Autre étape incontournable, la cour de l'Hôtel d'Assézat où le festival inventé par Michel Brun se produit chaque année. « On joue souvent dans les cours des hôtels particuliers, mais cela devient de plus en plus compliqué d'obtenir l'accord des propriétaires. Nous devons aussi composer avec la météo. L'avantage de l'hôtel d'Assézat, c'est qu'il peut offrir une solution de repli en cas de pluie ».
Dans le calme du cloître des Jacobins, le musicien se souvient d'un mémorable « raté » de son festival : « on avait prévu de faire déambuler le public entre plusieurs formations musicales. Le clou du spectacle devait être l'apparition de musiciens jouant aux fenêtres du lycée Fermat », raconte Michel Brun en montrant l'illustre établissement scolaire qui jouxte le cloître. Mais le gardien du lycée les a laissé à la porte. Ce sont finalement des élèves « collés » de Fermat qui ont fini par montrer leur nez aux fenêtres.

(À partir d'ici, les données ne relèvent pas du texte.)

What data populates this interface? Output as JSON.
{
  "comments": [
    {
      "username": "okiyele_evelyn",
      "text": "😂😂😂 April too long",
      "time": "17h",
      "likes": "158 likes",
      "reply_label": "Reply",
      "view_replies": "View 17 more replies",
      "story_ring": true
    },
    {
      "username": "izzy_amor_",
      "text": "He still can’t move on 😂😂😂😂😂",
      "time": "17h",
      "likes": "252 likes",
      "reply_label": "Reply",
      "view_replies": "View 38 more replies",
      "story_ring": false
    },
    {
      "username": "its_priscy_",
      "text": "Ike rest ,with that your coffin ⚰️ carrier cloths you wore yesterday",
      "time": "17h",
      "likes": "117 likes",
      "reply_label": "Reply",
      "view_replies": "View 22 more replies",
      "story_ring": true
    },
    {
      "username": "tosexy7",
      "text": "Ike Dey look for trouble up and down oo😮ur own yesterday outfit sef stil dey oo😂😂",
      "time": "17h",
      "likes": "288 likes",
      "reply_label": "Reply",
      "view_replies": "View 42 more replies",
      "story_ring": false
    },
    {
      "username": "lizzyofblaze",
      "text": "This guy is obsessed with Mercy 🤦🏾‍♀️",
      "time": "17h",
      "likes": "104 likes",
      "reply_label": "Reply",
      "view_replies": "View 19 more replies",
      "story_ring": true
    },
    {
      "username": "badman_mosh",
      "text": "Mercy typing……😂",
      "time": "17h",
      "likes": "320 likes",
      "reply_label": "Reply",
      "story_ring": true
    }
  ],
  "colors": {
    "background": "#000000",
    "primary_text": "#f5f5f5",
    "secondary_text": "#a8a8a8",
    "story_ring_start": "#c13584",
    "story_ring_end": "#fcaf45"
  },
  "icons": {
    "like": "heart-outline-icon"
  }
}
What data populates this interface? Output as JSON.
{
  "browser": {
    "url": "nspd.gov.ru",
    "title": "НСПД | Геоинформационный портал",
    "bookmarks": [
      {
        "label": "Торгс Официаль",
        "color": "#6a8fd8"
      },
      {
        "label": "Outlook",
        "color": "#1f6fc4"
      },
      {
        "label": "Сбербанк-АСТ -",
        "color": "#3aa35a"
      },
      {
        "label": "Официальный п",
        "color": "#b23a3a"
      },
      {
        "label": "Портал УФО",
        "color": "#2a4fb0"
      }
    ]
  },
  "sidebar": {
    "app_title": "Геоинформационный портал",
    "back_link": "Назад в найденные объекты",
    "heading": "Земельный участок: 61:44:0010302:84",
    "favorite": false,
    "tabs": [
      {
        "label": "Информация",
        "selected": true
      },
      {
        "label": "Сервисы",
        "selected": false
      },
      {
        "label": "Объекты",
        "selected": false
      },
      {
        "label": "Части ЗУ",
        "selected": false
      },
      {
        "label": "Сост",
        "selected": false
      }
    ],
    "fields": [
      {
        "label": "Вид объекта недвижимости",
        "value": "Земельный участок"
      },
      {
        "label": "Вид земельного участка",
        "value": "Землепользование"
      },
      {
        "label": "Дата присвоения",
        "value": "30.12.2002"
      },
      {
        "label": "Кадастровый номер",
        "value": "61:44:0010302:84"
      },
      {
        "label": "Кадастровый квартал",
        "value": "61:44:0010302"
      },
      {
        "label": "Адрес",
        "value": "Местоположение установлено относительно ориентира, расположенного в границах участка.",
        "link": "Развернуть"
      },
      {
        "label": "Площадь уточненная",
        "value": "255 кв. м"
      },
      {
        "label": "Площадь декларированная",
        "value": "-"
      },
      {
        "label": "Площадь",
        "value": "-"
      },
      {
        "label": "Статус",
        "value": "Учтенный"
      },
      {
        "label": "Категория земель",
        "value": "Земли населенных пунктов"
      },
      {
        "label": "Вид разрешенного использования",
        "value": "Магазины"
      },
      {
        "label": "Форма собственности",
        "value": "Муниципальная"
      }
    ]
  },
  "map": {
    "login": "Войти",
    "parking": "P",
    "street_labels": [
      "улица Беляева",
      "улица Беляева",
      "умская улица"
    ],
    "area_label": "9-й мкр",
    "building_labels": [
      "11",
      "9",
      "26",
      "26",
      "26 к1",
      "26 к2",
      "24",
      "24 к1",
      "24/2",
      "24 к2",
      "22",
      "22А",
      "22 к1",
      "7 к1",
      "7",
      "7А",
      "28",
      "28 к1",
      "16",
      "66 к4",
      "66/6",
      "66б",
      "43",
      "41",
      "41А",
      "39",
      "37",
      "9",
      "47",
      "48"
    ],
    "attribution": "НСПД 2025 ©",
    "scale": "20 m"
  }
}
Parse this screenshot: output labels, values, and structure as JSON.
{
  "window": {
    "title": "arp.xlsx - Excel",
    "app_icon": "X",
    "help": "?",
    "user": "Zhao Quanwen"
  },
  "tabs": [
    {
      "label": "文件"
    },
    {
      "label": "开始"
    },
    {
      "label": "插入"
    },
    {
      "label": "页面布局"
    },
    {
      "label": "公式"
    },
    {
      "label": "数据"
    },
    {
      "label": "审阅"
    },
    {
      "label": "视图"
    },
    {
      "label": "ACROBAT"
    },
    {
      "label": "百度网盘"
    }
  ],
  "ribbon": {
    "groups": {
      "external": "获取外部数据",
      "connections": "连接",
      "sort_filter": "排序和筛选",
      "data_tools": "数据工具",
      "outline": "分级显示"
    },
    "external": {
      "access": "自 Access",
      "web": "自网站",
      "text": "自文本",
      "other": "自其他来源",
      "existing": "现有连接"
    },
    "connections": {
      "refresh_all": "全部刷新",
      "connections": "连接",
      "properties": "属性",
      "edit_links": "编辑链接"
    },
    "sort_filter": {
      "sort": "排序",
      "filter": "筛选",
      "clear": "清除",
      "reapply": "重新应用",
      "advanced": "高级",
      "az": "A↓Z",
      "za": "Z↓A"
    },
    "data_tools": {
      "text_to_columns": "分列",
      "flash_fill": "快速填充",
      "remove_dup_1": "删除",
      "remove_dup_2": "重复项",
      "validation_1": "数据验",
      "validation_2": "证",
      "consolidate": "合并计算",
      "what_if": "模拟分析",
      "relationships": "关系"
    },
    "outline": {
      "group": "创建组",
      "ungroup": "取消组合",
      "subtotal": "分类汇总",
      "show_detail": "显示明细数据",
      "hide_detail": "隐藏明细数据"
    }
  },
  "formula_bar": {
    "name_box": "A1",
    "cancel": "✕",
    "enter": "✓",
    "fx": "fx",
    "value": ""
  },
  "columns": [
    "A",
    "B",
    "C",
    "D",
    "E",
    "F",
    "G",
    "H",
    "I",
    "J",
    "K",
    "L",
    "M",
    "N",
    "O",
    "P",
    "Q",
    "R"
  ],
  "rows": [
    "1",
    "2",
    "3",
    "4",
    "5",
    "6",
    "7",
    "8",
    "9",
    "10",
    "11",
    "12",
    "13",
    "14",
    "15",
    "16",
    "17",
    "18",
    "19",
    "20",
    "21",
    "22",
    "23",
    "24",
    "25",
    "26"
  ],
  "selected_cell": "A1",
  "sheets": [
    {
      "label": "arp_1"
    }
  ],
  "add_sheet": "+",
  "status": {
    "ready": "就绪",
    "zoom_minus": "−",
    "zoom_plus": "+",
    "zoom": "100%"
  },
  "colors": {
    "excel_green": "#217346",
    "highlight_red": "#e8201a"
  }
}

Cette déambulation dans le « Bach office » du flûtiste se termine sous les peintures qui ornent intégralement la voûte et les murs de la chapelle des Carmélites. L'édifice, dont la construction a débuté en 1622, est le dernier vestige de l'ancien couvent qui occupait l'emplacement actuel de la bibliothèque du Patrimoine, rue du Périgord. Attribuée à l'université de Toulouse en 1908, cette discrète chapelle, retirée derrière son porche monumental, est désormais la propriété de la ville. Sa porte est à nouveau ouverte au public après un lourd chantier de rénovation. Michel Brun, qui n'a pas manqué de se lier d'amitié avec le gardien, rapporte que la chapelle fut le théâtre d'un acte de vandalisme : les tableaux ont été lacérés par un individu qui se serait volontairement laissé enfermé pour la nuit au siècle dernier.
Fermée au public en 1975, la chapelle des Carmélites a commencé à entre-bailler sa porte en 1993 pour quelques concerts. Elle est désormais ouverte tous les jours. Avec le retour du printemps, une guinguette installée dans la courette à l'entrée propose des boissons et quelques plats à grignoter dans le délicieux jardinet attenant. L'accès à ce micro-espace vert méconnu à deux pas de Saint-Sernin était jusqu'à présent réservé aux invités VIP du Marathon des Mots.